Neuroscientist Explains How Overexplaining Is a Sign of Childhood Trauma

Neuroscientist Explains How Overexplaining Is a Sign of Childhood Trauma


Do you find yourself overexplaining to friends and acquaintances? You might consider this a personality quirk, but scientists have found that it’s a sign of childhood trauma. Of course, sharing personal details about your life with loved ones isn’t abnormal. It only becomes a problem when you share to an excessive degree or want to please people.

Overexplaining is a typical trauma response for people that had to walk on eggshells around their parents. They worried so much about doing or saying the wrong thing that it paralyzed them with fear. So, people-pleasing became the default behavior, as a survival instinct to avoid perceived abandonment.

Neuroscientist Explains That Overexplaining Is a Sign of Childhood Trauma

However, it’s important to remember that you shouldn’t bear the burdens of what happened to you. You wanted to please your parents out of a need for safety, but now, you have no reason to feel anxious.

We often carry our childhood trauma with us as adults, but releasing it offers so much freedom and relief. Clinging tightly to your negative childhood experiences only hurts you in the end, after all.


But, if you haven’t yet released past trauma, it can manifest in the form of overexplaining or oversharing. Dr. Caroline Leaf, a communication pathologist and cognitive neuroscientist, explains more about this theory and how she helps people “grow their brains” with cognitive techniques.

Oversharing is a fawn trauma response to avoid conflict and appease others. Children do this unconsciously when trying to exert control over a situation; in their early development, they rely on instincts for survival and safety. As adults, we often do this to control our anxiety, but it usually backfires because we’re not getting at the root of the problem.

Dr. Leaf says that we need to find the thought “root” that triggers this behavior to heal our trauma. If you find yourself overexplaining a lot, you probably spend tons of mental energy managing your feelings and trying to decipher others’ impressions about you. This takes a toll on you after a while and can lead to mental exhaustion.

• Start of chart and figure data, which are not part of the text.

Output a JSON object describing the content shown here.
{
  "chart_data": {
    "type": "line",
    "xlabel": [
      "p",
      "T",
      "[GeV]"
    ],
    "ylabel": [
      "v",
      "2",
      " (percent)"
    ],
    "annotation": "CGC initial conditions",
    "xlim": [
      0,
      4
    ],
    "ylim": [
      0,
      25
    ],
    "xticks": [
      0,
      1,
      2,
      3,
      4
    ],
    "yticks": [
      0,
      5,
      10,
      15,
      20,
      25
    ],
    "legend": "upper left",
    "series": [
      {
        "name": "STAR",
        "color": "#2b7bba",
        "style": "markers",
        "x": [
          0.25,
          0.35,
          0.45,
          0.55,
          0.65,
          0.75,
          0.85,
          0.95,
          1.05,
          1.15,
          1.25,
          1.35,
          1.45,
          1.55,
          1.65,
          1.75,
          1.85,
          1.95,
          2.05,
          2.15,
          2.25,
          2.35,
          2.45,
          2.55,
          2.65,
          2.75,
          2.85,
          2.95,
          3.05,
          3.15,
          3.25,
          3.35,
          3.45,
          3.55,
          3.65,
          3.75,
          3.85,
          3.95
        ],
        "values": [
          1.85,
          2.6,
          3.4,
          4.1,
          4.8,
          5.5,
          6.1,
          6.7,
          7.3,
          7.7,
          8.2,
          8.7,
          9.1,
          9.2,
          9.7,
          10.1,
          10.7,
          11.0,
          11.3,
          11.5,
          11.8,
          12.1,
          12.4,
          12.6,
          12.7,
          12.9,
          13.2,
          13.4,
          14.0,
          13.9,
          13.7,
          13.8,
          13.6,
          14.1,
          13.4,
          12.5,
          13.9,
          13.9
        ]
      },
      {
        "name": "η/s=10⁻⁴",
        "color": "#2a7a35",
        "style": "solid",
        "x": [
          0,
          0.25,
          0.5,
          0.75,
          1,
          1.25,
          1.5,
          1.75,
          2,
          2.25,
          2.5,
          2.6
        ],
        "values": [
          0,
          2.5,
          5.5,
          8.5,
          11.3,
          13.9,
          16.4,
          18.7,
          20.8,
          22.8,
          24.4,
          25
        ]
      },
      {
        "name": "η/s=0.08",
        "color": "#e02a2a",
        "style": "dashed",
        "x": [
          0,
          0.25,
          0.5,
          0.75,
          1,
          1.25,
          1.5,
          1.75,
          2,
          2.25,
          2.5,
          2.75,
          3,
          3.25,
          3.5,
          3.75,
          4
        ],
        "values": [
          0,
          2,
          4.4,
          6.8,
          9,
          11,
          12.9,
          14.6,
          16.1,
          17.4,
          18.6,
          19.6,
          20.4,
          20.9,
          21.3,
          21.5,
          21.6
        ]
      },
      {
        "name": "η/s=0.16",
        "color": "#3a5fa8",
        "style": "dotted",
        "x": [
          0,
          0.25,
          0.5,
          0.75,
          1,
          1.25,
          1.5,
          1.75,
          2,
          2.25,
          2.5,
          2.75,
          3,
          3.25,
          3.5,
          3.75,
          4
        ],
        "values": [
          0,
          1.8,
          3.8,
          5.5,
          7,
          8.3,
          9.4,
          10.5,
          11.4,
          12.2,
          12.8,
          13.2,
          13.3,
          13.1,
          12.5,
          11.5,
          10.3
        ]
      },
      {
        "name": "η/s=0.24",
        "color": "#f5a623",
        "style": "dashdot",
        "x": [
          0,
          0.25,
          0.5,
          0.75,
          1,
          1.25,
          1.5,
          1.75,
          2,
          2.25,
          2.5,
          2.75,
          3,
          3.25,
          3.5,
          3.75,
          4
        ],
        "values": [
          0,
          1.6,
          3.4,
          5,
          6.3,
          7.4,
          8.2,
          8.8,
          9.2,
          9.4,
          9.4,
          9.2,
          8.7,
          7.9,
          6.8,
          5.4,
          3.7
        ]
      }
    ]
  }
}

Seven Common Reasons for Overexplaining

Dr. Leaf explains typical reasons people overexplain or overshare:

  1. You’re trying to keep yourself safe or avoid anxiety. This probably means you have unhealed trauma and haven’t found the thought “root” leading to this behavior. Usually, the root cause is a toxic relationship or parental figure who mistreated you. While the fawn trauma response may have helped in your past, it’s now hindering you from leading a full life.
  2. You may also find yourself overexplaining if you’ve been gaslit. Now, you’re immediately defensive if people try to distort your words, so you overexplain to outsmart the other person. After all, you don’t want them to use anything you say against you.
  3. Or, maybe you’re just trying to explain where you’re coming from, and it’s not associated with any trauma. You may also overexplain due to thinking on your feet, a typical behavior in today’s world.
  4. Many people overshare because they feel the need to justify themselves or their actions. They need validation from other people, which often signals unhealed trauma.
  5. You’re overexplaining because you feel like you’re responsible for anything wrong that happens, perhaps. Maybe someone in your past blamed you for their problems, and you’re still holding on to that misplaced guilt.
  6. Or, maybe you overshare because you’re trying to evoke authenticity and encourage others to feel comfortable in their skin. However, overexplaining can sometimes mean you want others to feel sorry for you, another sign of childhood trauma.
  7. Finally, perhaps you enjoy talking and consider yourself an extrovert! Overexplaining isn’t always a negative thing; it’s your intentions behind it that matter.

Dr. Leaf added that it’s important to learn self-regulation and examine why you overshare at times. If you can understand the reasoning behind your thoughts and behaviors, you can heal them at their root.

Five-Step Process to Uncover the Root of Overexplaining

Over the last 38 years, Dr. Leaf has been working on a mind-management system to reveal the roots of undesired behaviors. By doing this, you can rewire your brain, heal past trauma and remove the barriers holding you back. In one of her clinical trials, participants who practiced these techniques over 21 days saw an 81% decrease in depression and anxiety.

Here are the basics of the mind-management technique to detox your brain:


1 – Gather:

This step involves gathering information about your thoughts and behaviors. First, think of this step in terms of overexplaining. Now, recall something that happened to your recently, and try to remember your thoughts in the moment. Did you apologize profusely or have trouble saying no? Did you find yourself overexplaining for clarity? Or, did you worry about how the other person would react to what you said?

Next, think about how oversharing may affect your life. Oversharing resembles overexplaining, but oversharing usually involves disclosing personal details about your life. Overexplaining means feeling the need to describe an event or thought excessively. Now, think about your common behaviors in everyday life. Do you post private details about your life online or use social media as an outlet for your emotions?

Dr. Leaf says: “Remind yourself that oversharing doesn’t create intimacy; it can be a sign of self-absorption that is masked as “vulnerability.”